Each worker enters the loop of processing data, read msg_queue.

After the worker has processed the data, it reuses the master's sock and returns it directly to the client based on the tag (ip,port) of each packet.

So when the system is congested, the first thing that overflows is the message queue.

3. Some details

If you just look at the structure, you can get here, and there are some implementation details.

3.1 Changing the identity of the process

The master process involves many privileged system calls, so it is run as root. We know that after fork (), workers and listener inherit the identity of the parent process, that is, the root permission, which is obviously not in accordance with the principle of least privilege (least privilege) (that is, our program should only have the minimum privileges required to complete a given task. This reduces the likelihood of security being compromised). Therefore, you need to change the identity of the child process after fork.

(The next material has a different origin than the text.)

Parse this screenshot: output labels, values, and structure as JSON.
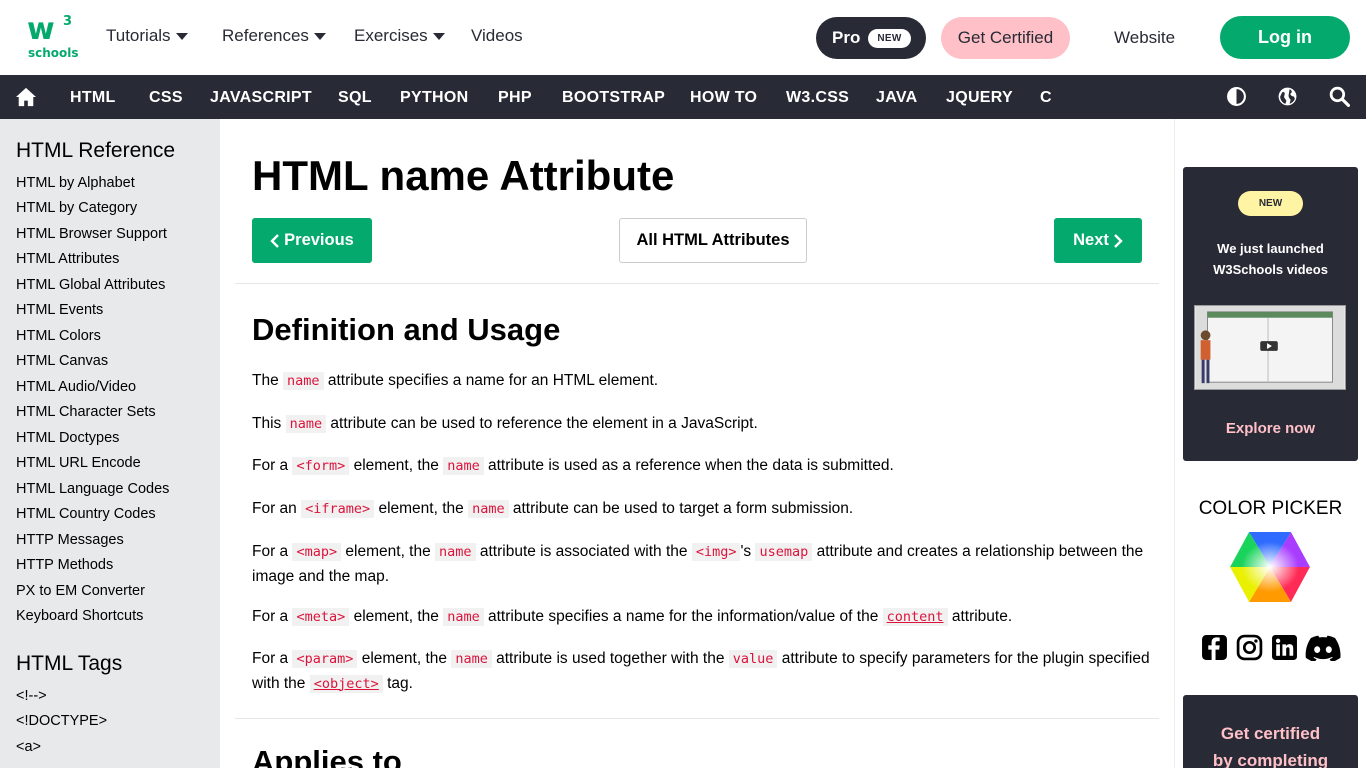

When looking at the API of the system we will find that there are setuid () and Seteuid () two methods, which should be used in the end?

We know that when a process tries to access a file, the kernel will determine whether it can do so based on the identity of the process and the file's permission bit. For a process, the kernel maintains three identities for it, respectively:

Real identity: Real UID, Real GID

Valid identity: Effective UID, effective GID

Storage identity: Saved UID, saved GID

Where the authorization is used to verify the valid user identity. So intuitively, the master process needs to call SETEUID () to change the child process's valid identity. This does not solve the problem, because the kernel maintains three sets of identities for a process because the process may need to use other users ' permissions while it is running, so multiple sets of identities are set up to help the process temporarily power up at runtime.

While the process is running, the process can choose to copy the real or stored identities to a valid identity to have the true identity or the right to store identities. Therefore, setting the listener and worker's valid identities only makes it possible to gain root privileges.

So the answer is more obvious, where the three identities of the subprocess need to be changed to nobody.

Let's take a look at setuid ()

If the process has root privileges, the Setuid function sets the real UID, effective UID, and saved UID to UID.

If the process does not have root privileges, but the UID equals the real uid or the saved UID, then setuid only sets the effective UID to UID and does not change the other two

If none of the above two conditions are satisfied, the error is returned directly.

Having said that, we found that it was the first case, so in the master process, all the sub-processes were setuid () and Setgid () operations.

We see that everything is in line with expectations. So the problem is, PS aux display of the first column user exactly what is the status of the process?

3.2 The communication mechanism between master and Listener/worker

As can be seen above, communication between listener and workers in TCP server is implemented through a UNIX socket, while UDP server is done by Message Queuing. However, there is always no mention of the communication mechanism between master and its child processes (listener & worker).

First look at the need for communication

(1) When an administrator needs to Stop,reload,restart, the child process needs to be notified by master

(2) When listener and worker status changes (for example, unexpected exit), the master process needs to be notified

For the 1th, master only needs a small package to be able to notify the child process of these operations, the package can be small to include only an integer, so we naturally think of the signal. The USER1 and USER2 signals provided to us by the kernel can solve this problem. Here to make a comparison, because nginx in the middle involves more state, so it uses Socketpair to complete the 1th demand.

For the 2nd, because both listener and worker are master's child processes, the kernel has done this for us, and the kernel sends the SIGCHLD signal to the parent process when the child process state changes. So there are two ways to solve this: one is to register SIGCHLD's handler function, and the other is to wait or waitpid in the master process to capture the event.

3.3 CPU Affinity

On multiprocessor machines, the general kernel-to-CPU scheduling is to enable CPU1 when the cpu0 load is about to reach the upper limit, so the order is executed. The memory duplication between processes is causing a waste of resources. So for an efficient service, we want all worker,listener processes to execute concurrent, not all processes running on the same CPU under the kernel's dispatch.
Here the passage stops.